Skin is the largest and most essential sense organ human survival.  It's variety of sensory receptors keep us informed about types of temperature, pain, body awareness: if we're hungary, thirsty, full, off balance; types of touch - too much pressure, something's itchy, that touch feels relaxing. 

We can work, play, live without vision, hearing, being able to smell donuts and we can survive if we can't taste our food & beverage. But, for instance, we wouldn't survive long if we were unable to sense extreme Temperature (know when to take off/ put on clothes - to compensate for T changes), or if we couldn't feel the pain that alerted us to a wound or fracture. 

Did you know that Touch - your first sense - developed when you were the size of a jelly bean?  Look how you and your skin have grown since then?  I wonder how your ability to experience touch has changes since your 8 weeks old self was soothed by a fluid bath in the womb, and by your mother's constant movements.

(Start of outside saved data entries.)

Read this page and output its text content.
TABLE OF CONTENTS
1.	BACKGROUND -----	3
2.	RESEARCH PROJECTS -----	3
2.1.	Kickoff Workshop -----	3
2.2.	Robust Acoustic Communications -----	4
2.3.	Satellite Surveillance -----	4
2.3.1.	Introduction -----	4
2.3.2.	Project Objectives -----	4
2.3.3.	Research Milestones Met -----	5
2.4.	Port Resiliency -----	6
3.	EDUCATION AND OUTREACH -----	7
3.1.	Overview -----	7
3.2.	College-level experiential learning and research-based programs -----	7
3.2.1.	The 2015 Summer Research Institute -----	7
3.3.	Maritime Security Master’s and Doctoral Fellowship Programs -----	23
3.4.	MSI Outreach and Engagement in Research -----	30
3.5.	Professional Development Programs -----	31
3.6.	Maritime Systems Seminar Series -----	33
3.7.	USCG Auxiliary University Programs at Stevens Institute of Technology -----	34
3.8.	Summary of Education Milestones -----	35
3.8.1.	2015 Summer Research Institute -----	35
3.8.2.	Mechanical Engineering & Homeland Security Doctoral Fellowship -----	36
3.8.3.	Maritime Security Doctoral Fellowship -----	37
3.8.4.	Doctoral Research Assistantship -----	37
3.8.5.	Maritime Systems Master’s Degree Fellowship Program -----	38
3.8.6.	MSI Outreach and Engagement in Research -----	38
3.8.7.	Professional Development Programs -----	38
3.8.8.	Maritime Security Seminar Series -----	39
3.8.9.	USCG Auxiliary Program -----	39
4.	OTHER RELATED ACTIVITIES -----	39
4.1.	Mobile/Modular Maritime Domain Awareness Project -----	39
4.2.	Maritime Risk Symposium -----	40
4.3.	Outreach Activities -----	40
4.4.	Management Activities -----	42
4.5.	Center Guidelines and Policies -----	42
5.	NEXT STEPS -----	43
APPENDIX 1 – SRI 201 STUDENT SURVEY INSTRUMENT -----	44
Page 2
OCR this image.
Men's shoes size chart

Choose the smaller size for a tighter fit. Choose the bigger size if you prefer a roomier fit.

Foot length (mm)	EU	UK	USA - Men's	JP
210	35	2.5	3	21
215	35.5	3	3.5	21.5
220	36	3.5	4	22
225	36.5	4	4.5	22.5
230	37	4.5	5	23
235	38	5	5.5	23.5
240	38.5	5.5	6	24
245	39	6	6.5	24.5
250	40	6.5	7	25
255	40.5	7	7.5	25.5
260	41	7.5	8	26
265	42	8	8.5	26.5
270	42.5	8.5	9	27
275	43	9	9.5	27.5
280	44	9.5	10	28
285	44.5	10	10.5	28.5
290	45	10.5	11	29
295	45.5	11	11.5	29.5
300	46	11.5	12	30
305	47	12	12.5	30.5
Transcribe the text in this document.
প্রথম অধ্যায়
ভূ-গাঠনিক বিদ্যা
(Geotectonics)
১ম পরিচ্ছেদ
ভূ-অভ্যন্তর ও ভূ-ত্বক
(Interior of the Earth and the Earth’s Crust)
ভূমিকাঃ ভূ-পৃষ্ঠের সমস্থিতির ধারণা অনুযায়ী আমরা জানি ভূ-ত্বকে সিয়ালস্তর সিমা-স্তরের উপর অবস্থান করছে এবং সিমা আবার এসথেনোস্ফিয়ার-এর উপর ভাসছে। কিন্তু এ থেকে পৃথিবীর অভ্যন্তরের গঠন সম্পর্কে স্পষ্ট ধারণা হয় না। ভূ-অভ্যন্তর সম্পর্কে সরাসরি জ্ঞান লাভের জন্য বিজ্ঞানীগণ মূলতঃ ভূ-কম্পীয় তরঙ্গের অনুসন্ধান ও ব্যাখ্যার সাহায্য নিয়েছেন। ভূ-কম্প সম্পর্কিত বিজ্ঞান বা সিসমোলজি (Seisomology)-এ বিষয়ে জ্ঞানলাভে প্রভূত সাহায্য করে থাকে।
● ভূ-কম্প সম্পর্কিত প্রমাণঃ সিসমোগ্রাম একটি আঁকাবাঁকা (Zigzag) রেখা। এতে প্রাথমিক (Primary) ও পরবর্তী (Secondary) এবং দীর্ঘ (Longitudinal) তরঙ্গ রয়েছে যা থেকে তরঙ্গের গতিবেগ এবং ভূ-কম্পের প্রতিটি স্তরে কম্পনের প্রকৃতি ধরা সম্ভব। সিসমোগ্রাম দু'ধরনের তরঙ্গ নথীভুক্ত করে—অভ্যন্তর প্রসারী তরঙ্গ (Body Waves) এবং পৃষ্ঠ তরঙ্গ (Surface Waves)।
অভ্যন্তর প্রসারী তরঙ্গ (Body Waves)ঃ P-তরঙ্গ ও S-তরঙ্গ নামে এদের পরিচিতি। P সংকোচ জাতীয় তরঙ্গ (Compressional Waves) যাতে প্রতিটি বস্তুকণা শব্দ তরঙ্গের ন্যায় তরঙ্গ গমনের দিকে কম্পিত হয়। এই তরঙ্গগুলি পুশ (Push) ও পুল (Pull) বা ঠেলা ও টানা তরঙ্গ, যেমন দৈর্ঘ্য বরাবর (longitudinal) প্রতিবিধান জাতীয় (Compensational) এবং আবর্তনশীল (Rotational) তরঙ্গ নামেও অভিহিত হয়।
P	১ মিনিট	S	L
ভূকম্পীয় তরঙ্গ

If, during the first time you "left home", you were squeezed through vaginal walls, Touch was essential to stimulate the organs that needed to function when your cord was cut.

I invite you to imagine the shock on the newborn’s immature nervous system as it slides from the protected warmth of the womb into plastic covered hands, a chilly room and a world governed by gravity. Ideally, the newborn is immediately placed on its mother's naked body so that skin-to-skin contact re-connects them. Touching each other's skin stimulates the oxytocin - "love hormone" - release that calms baby, supports bonding, stimulates mom’s uterine contractions to help expel placenta, reduce uterine bleeding, stimulate release of milk, and reduce incidence of post-partum depression.

At birth - and over time - touch supports communication between infant and caregivers. Touch continues to trigger the oxytocin release that increases the infant's responsiveness to caregivers.  
Responsiveness increases the infant's potential to thrive.  Why?  Caregivers are more likely to bond with this peeing, pooping, spitting up, wake-ful fretful, vulnerable, premature infant, when the infant rewards its caregivers with smiles & coos.  

All human infants are pre-mature at birth. They must be born before their head is too large to fit through the birth canal - which is also 9 months before it’s systems are fully developed.   

Skin is external portion of nervous system.  They develop from the same embryonic tissue, so throughout life, touch influences all the functions governed by nervous system.

For instance, regular caring touch stimulates release of Growth Hormone to support healthy growth and development. Not only does a caregiver’s embodied touch convey caring, it helps infant learn to distinguish between it's body, other people and objects, and helps it learn to self-regulate.

Embodied is an operative word.  If, for whatever reasons, the caregiver is “touching while distracted”, the infant will sense “disconnection” - often a scary experience for an infant so dependent on caregivers.  

These descriptions are ideal newborn / caregiver experiences

Sensory awareness is essential to being in your body - to being present.
Good news: if you didn’t have this ideal early childhood, Exploring Your Senses can help you catch up.  The most essential aspect of caring touch is being present, (embodied).